Monday, May 08, 2006

Dave's Clipping Archive (I)



The above review is from the British music weekly, New Musical Express, November 18th, 1989. (Click on this image for a larger, readable version.) The show was at a London venue called the Powerhaus. The first band, God's Little Monkeys, was a sort of punked-up folk band from York, I think. We played several shows with them on our first and second tours. Originally they were called Malcolm's Interview, a name which meant nothing to me, but I thought sounded better than GLM. Nice folks, though for me their songs had a sort of opportunistic quality, in a political sense. They had an anti-apartheid song, a song about religious repression, etc, covering the general scope of Britain's left-wing scene. Because some preacher had railed against their name in public, they worked this into the conclusion that they were somehow being persecuted. Right. They were a decent band, though. Veldt, I do not remember at all. Must have been backstage or something. And actually, I don't remember too much about our portion of the show, either. I do suspect that the booing the writer refers to was not actually directed at our second album, so much as Chuck's refusal to play some stuff from the first album. "The First Day of Spring" was often requested by beer-soaked punters, and was not in our repertoire at that time because it was Bernie Heveron's song, and he was no longer in the group. Chuck would try to explain this to audiences, but it did no good. They would get angry anyway.

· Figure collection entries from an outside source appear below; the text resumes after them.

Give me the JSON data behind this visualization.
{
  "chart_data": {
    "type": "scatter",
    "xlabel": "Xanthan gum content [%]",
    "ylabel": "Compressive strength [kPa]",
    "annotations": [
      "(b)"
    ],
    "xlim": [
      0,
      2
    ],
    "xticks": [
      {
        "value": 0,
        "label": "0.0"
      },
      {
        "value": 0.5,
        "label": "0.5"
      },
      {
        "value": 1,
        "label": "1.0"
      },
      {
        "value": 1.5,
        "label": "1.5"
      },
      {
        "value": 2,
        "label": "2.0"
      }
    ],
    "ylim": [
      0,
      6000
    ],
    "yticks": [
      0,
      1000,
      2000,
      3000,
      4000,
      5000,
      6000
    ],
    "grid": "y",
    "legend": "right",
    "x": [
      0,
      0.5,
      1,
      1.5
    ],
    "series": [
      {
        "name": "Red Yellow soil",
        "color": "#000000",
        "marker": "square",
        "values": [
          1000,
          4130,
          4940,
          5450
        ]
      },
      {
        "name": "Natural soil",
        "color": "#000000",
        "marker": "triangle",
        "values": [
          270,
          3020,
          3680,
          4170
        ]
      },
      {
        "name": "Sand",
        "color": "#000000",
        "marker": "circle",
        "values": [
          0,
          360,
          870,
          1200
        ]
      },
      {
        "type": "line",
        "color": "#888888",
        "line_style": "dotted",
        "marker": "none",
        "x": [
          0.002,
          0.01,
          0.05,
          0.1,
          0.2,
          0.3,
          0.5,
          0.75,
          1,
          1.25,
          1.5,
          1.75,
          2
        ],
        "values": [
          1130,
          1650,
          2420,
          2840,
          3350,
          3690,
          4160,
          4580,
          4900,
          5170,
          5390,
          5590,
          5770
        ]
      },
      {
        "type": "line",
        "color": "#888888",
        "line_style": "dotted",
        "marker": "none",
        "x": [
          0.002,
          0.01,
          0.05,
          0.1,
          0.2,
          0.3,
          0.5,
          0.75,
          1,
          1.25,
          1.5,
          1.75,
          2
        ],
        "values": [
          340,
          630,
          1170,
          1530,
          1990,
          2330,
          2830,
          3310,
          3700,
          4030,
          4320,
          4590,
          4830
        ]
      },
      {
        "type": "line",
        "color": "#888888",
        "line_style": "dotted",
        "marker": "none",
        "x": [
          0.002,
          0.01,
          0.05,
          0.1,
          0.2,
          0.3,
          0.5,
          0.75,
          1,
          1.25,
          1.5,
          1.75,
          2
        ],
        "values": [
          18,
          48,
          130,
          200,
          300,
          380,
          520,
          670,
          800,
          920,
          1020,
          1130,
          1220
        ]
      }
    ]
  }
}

This is a pretty typical example of Britain's pop music press reportage. While it's generally favorable, (except for that snip about the second album being booed), it doesn't really report on the event in any meaningful detail. It always annoys me when a writer resorts to obscure references to items in their own record collection to bolster their authority, rather than doing the hard work of writing in clear descriptive language. I have no idea what he's talking about in most cases, and I was at the show. (And that's a vibraphone, pal, NOT a xylophone.) These writers tended to take a faintly sarcastic, weary tone to their writing. I often wondered if some of them even liked music at all. I do enjoy the reference that perhaps suggests that my saxophone playing is "squirty," though it's too clever by half. And valuing cleverness over substance is what plagued nearly all of Britain's music writers.

1 comment:

Unknown said...

After being lucky enough to be introduced to the music of the CJE just before the release of the second album in the UK, I was also lucky enough to be able to see this show soon afterwards. To this day I have still never seen a better live show! (apart perhaps from the next CJE show I saw in London - at the Mean Fiddler I think). Words simply do not describe the atmosphere at a CJE show, and the experience(s) truely will live on with me for ever.